Per l’edizione 2026, ORMA si arricchisce con l’ingresso di nuovi territori e collaborazioni.

Entra il Comune di Canelli, che ospiterà da giugno 2026 un’opera di Maria Theresa Alves, realizzata in partnership con il Castello di Rivoli Museo d’Arte Contemporanea e l’Associazione per la tutela dei Paesaggi Vitivinicoli di Langhe-Roero e Monferrato.

Si aggiungono inoltre i Comuni di Neviglie e Roddino, coinvolti nel progetto transfrontaliero Prospettive / Perspectives, sviluppato con Fondazione Sandretto Re Rebaudengo e Villa Arson.
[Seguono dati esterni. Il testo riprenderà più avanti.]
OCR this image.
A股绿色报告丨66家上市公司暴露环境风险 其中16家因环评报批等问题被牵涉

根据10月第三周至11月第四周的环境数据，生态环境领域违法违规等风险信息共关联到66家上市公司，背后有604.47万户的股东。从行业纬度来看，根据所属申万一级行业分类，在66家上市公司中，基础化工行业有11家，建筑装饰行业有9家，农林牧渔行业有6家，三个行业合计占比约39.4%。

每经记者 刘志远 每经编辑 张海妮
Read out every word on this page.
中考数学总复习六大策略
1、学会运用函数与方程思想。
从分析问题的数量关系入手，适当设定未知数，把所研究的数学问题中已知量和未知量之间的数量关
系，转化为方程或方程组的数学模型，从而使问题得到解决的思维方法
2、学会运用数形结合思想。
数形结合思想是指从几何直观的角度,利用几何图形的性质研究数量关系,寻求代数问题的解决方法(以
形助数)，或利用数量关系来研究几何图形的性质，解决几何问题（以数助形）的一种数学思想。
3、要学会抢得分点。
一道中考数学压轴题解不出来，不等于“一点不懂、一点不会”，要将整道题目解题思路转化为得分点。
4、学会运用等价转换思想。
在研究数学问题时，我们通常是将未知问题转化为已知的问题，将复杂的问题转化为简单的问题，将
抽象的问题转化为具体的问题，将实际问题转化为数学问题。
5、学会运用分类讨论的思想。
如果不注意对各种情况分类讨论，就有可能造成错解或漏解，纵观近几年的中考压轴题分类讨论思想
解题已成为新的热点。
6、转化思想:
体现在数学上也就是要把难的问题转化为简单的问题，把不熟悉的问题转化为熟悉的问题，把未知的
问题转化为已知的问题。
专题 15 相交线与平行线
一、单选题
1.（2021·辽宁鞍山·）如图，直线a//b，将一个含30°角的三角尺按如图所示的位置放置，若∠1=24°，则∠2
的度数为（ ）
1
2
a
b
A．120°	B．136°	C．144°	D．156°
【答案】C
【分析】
Viene infine avviato un dialogo con la Fondazione San Patrignano e l’Associazione Genesi, ampliando il raggio d’azione verso il rapporto tra arte contemporanea e impegno sociale.

In qualità di coordinatore, l’Ente Turismo Langhe Monferrato Roero amplifica le singole voci raccontando unitariamente ORMA nel contesto di Alba Capitale dell’arte contemporanea 2027.
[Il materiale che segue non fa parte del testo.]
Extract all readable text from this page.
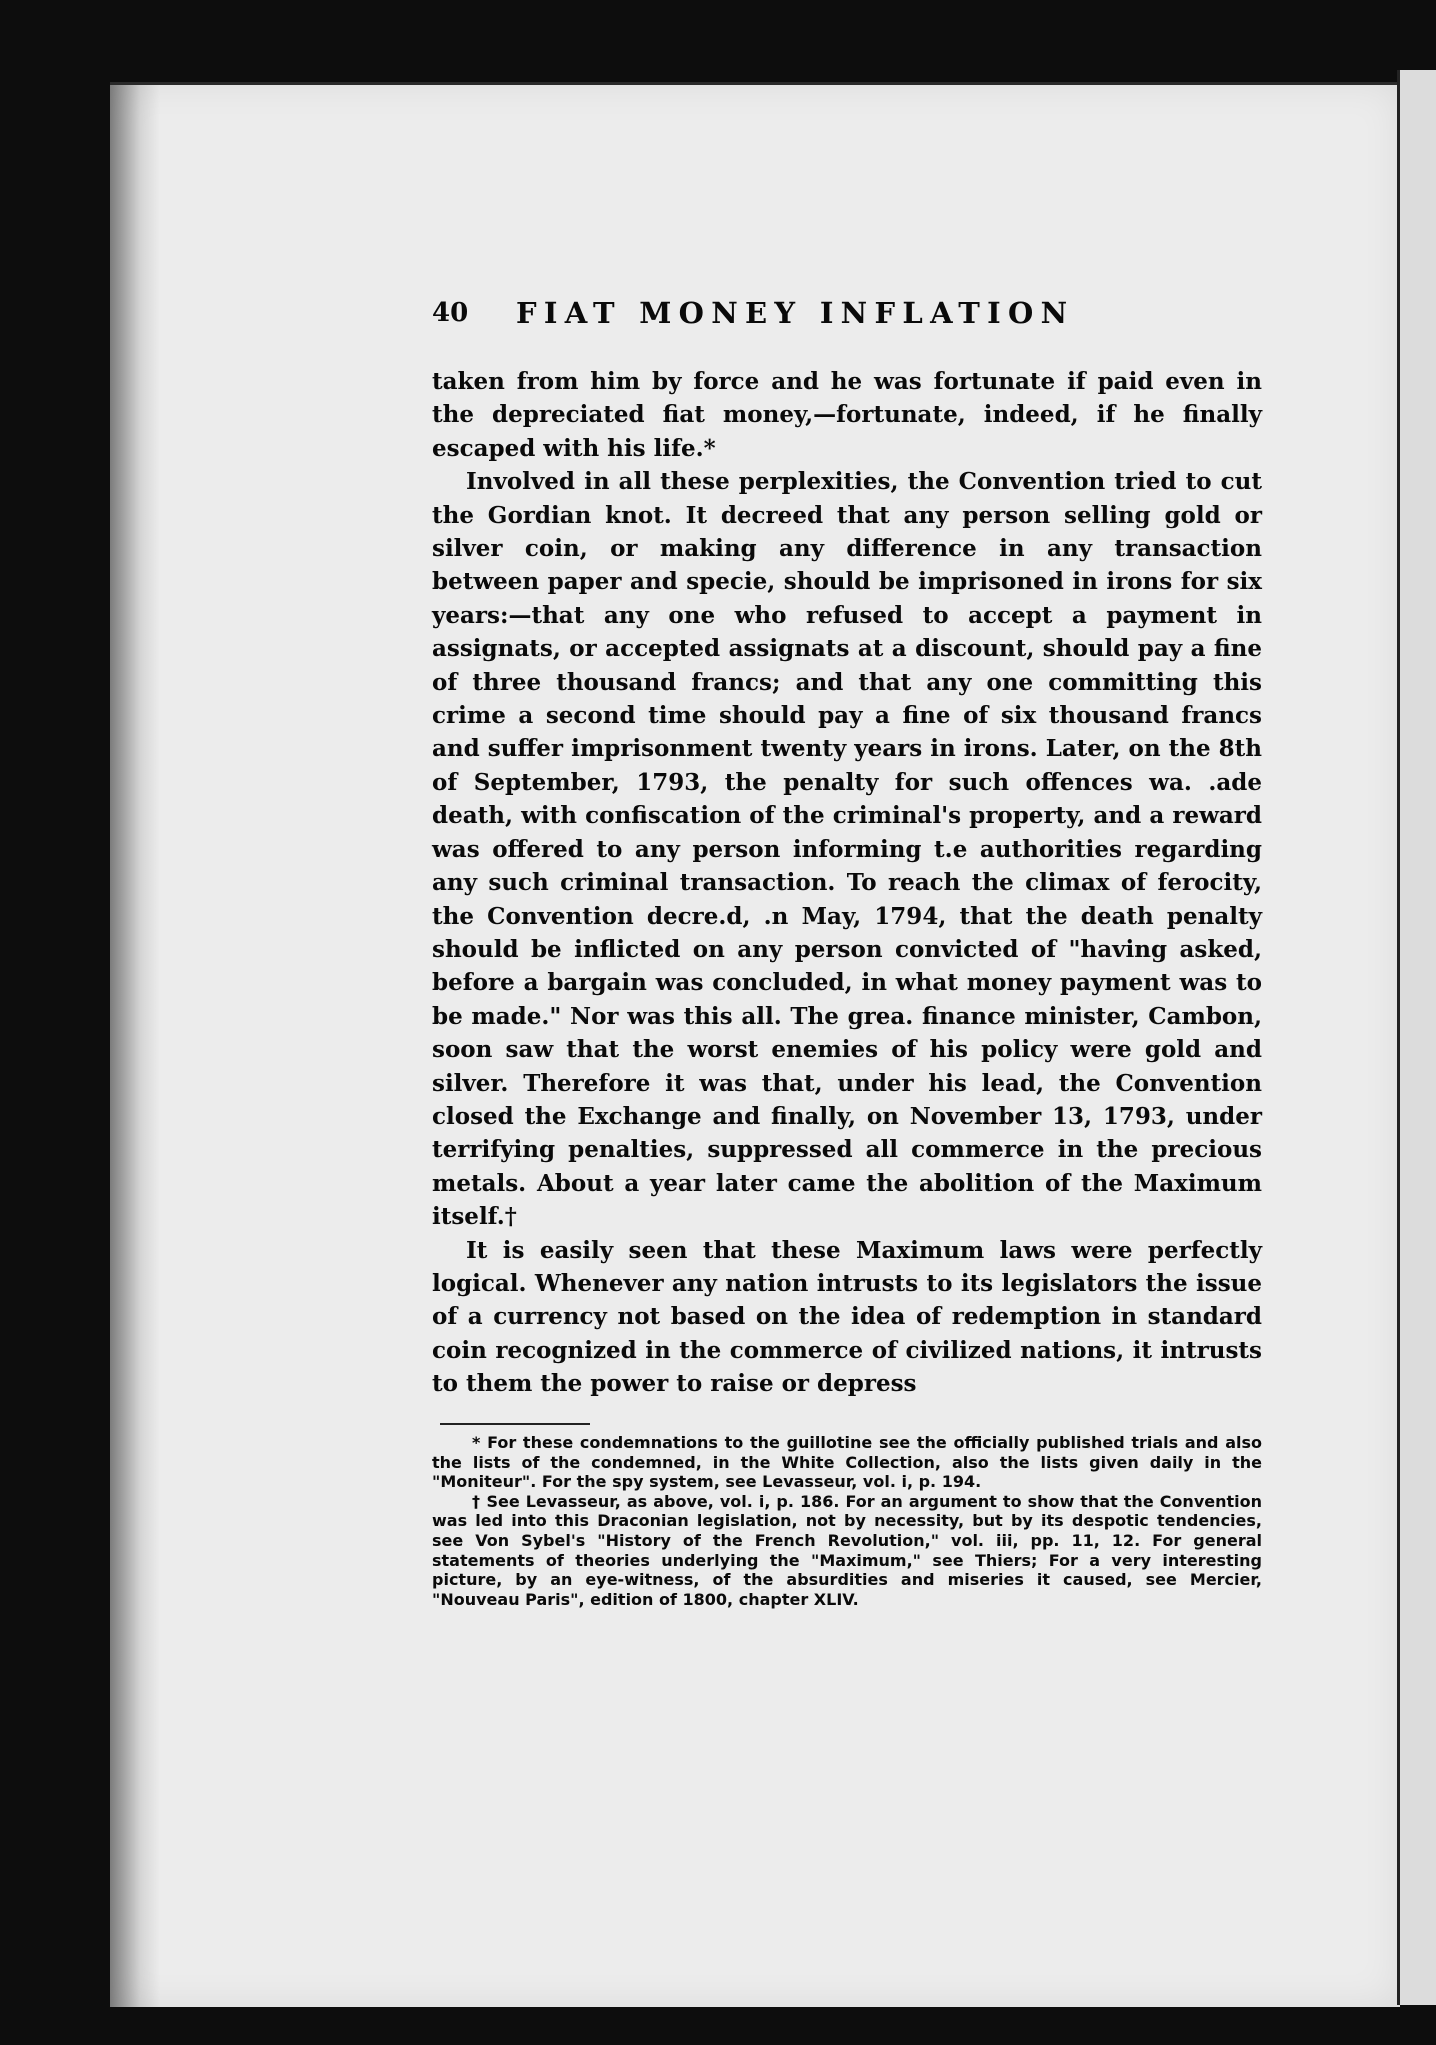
40 FIAT MONEY INFLATION

taken from him by force and he was fortunate if paid even in the depreciated fiat money,—fortunate, indeed, if he finally escaped with his life.*

Involved in all these perplexities, the Convention tried to cut the Gordian knot. It decreed that any person selling gold or silver coin, or making any difference in any transaction between paper and specie, should be imprisoned in irons for six years:—that any one who refused to accept a payment in assignats, or accepted assignats at a discount, should pay a fine of three thousand francs; and that any one committing this crime a second time should pay a fine of six thousand francs and suffer imprisonment twenty years in irons. Later, on the 8th of September, 1793, the penalty for such offences wa. .ade death, with confiscation of the criminal's property, and a reward was offered to any person informing t.e authorities regarding any such criminal transaction. To reach the climax of ferocity, the Convention decre.d, .n May, 1794, that the death penalty should be inflicted on any person convicted of "having asked, before a bargain was concluded, in what money payment was to be made." Nor was this all. The grea. finance minister, Cambon, soon saw that the worst enemies of his policy were gold and silver. Therefore it was that, under his lead, the Convention closed the Exchange and finally, on November 13, 1793, under terrifying penalties, suppressed all commerce in the precious metals. About a year later came the abolition of the Maximum itself.†

It is easily seen that these Maximum laws were perfectly logical. Whenever any nation intrusts to its legislators the issue of a currency not based on the idea of redemption in standard coin recognized in the commerce of civilized nations, it intrusts to them the power to raise or depress

* For these condemnations to the guillotine see the officially published trials and also the lists of the condemned, in the White Collection, also the lists given daily in the "Moniteur". For the spy system, see Levasseur, vol. i, p. 194.

† See Levasseur, as above, vol. i, p. 186. For an argument to show that the Convention was led into this Draconian legislation, not by necessity, but by its despotic tendencies, see Von Sybel's "History of the French Revolution," vol. iii, pp. 11, 12. For general statements of theories underlying the "Maximum," see Thiers; For a very interesting picture, by an eye-witness, of the absurdities and miseries it caused, see Mercier, "Nouveau Paris", edition of 1800, chapter XLIV.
Nel ruolo di coordinatore, l’Ente Turismo Langhe Monferrato Roero costruisce un racconto unitario del progetto, inserendolo nel percorso verso Alba Capitale dell’Arte Contemporanea 2027.
ORMA. Tracce d’artista in Langhe Monferrato Roero si svolge con il patrocinio della Regione Piemonte.
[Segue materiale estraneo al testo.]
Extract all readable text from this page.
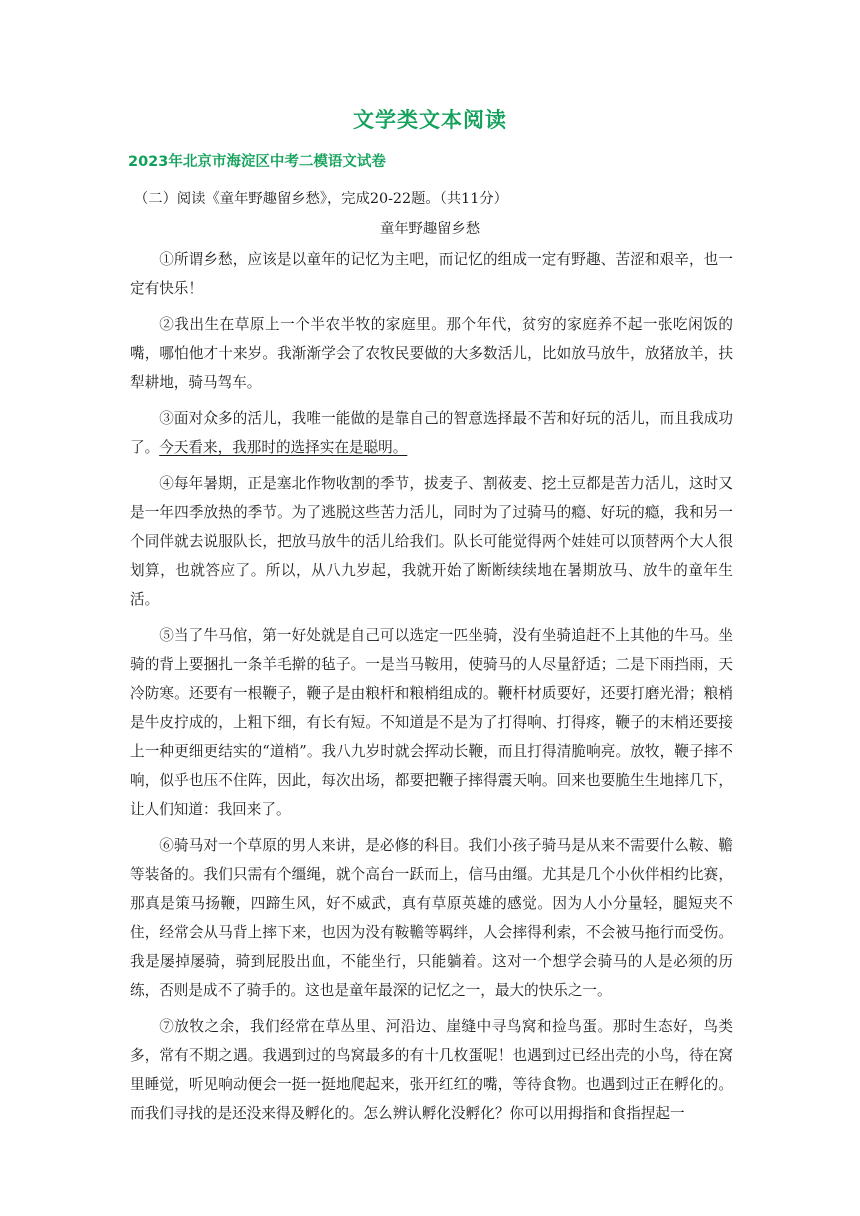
文学类文本阅读

2023年北京市海淀区中考二模语文试卷

（二）阅读《童年野趣留乡愁》，完成20-22题。（共11分）

童年野趣留乡愁

①所谓乡愁，应该是以童年的记忆为主吧，而记忆的组成一定有野趣、苦涩和艰辛，也一定有快乐！

②我出生在草原上一个半农半牧的家庭里。那个年代，贫穷的家庭养不起一张吃闲饭的嘴，哪怕他才十来岁。我渐渐学会了农牧民要做的大多数活儿，比如放马放牛，放猪放羊，扶犁耕地，骑马驾车。

③面对众多的活儿，我唯一能做的是靠自己的智意选择最不苦和好玩的活儿，而且我成功了。今天看来，我那时的选择实在是聪明。

④每年暑期，正是塞北作物收割的季节，拔麦子、割莜麦、挖土豆都是苦力活儿，这时又是一年四季放热的季节。为了逃脱这些苦力活儿，同时为了过骑马的瘾、好玩的瘾，我和另一个同伴就去说服队长，把放马放牛的活儿给我们。队长可能觉得两个娃娃可以顶替两个大人很划算，也就答应了。所以，从八九岁起，我就开始了断断续续地在暑期放马、放牛的童年生活。

⑤当了牛马倌，第一好处就是自己可以选定一匹坐骑，没有坐骑追赶不上其他的牛马。坐骑的背上要捆扎一条羊毛擀的毡子。一是当马鞍用，使骑马的人尽量舒适；二是下雨挡雨，天冷防寒。还要有一根鞭子，鞭子是由粮杆和粮梢组成的。鞭杆材质要好，还要打磨光滑；粮梢是牛皮拧成的，上粗下细，有长有短。不知道是不是为了打得响、打得疼，鞭子的末梢还要接上一种更细更结实的“道梢”。我八九岁时就会挥动长鞭，而且打得清脆响亮。放牧，鞭子摔不响，似乎也压不住阵，因此，每次出场，都要把鞭子摔得震天响。回来也要脆生生地摔几下，让人们知道：我回来了。

⑥骑马对一个草原的男人来讲，是必修的科目。我们小孩子骑马是从来不需要什么鞍、韂等装备的。我们只需有个缰绳，就个高台一跃而上，信马由缰。尤其是几个小伙伴相约比赛，那真是策马扬鞭，四蹄生风，好不威武，真有草原英雄的感觉。因为人小分量轻，腿短夹不住，经常会从马背上摔下来，也因为没有鞍韂等羁绊，人会摔得利索，不会被马拖行而受伤。我是屡掉屡骑，骑到屁股出血，不能坐行，只能躺着。这对一个想学会骑马的人是必须的历练，否则是成不了骑手的。这也是童年最深的记忆之一，最大的快乐之一。

⑦放牧之余，我们经常在草丛里、河沿边、崖缝中寻鸟窝和捡鸟蛋。那时生态好，鸟类多，常有不期之遇。我遇到过的鸟窝最多的有十几枚蛋呢！也遇到过已经出壳的小鸟，待在窝里睡觉，听见响动便会一挺一挺地爬起来，张开红红的嘴，等待食物。也遇到过正在孵化的。而我们寻找的是还没来得及孵化的。怎么辨认孵化没孵化？你可以用拇指和食指捏起一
“ORMA è un progetto che interpreta molto bene la visione della Regione Piemonte: una cultura diffusa, capace di abitare i territori, di valorizzarne l’identità e di generare nuove occasioni di crescita, partecipazione e attrattività – spiega Marina Chiarelli, Assessore alla Cultura della Regione Piemonte –. Mettere in relazione arte contemporanea, paesaggio, comunità e turismo significa costruire un modello culturale che non si concentra solo nei grandi centri, ma che sa riconoscere il valore dei borghi, delle colline e dei luoghi più autentici del nostro patrimonio. Iniziative come ORMA rafforzano il profilo del Piemonte come terra capace di coniugare bellezza, sperimentazione e visione, creando connessioni tra linguaggi artistici, memoria dei luoghi e nuove prospettive di sviluppo. È anche attraverso progettualità come questa che accompagniamo il percorso verso Alba Capitale dell’Arte Contemporanea 2027, sostenendo una rete culturale sempre più forte, inclusiva e radicata nei territori.”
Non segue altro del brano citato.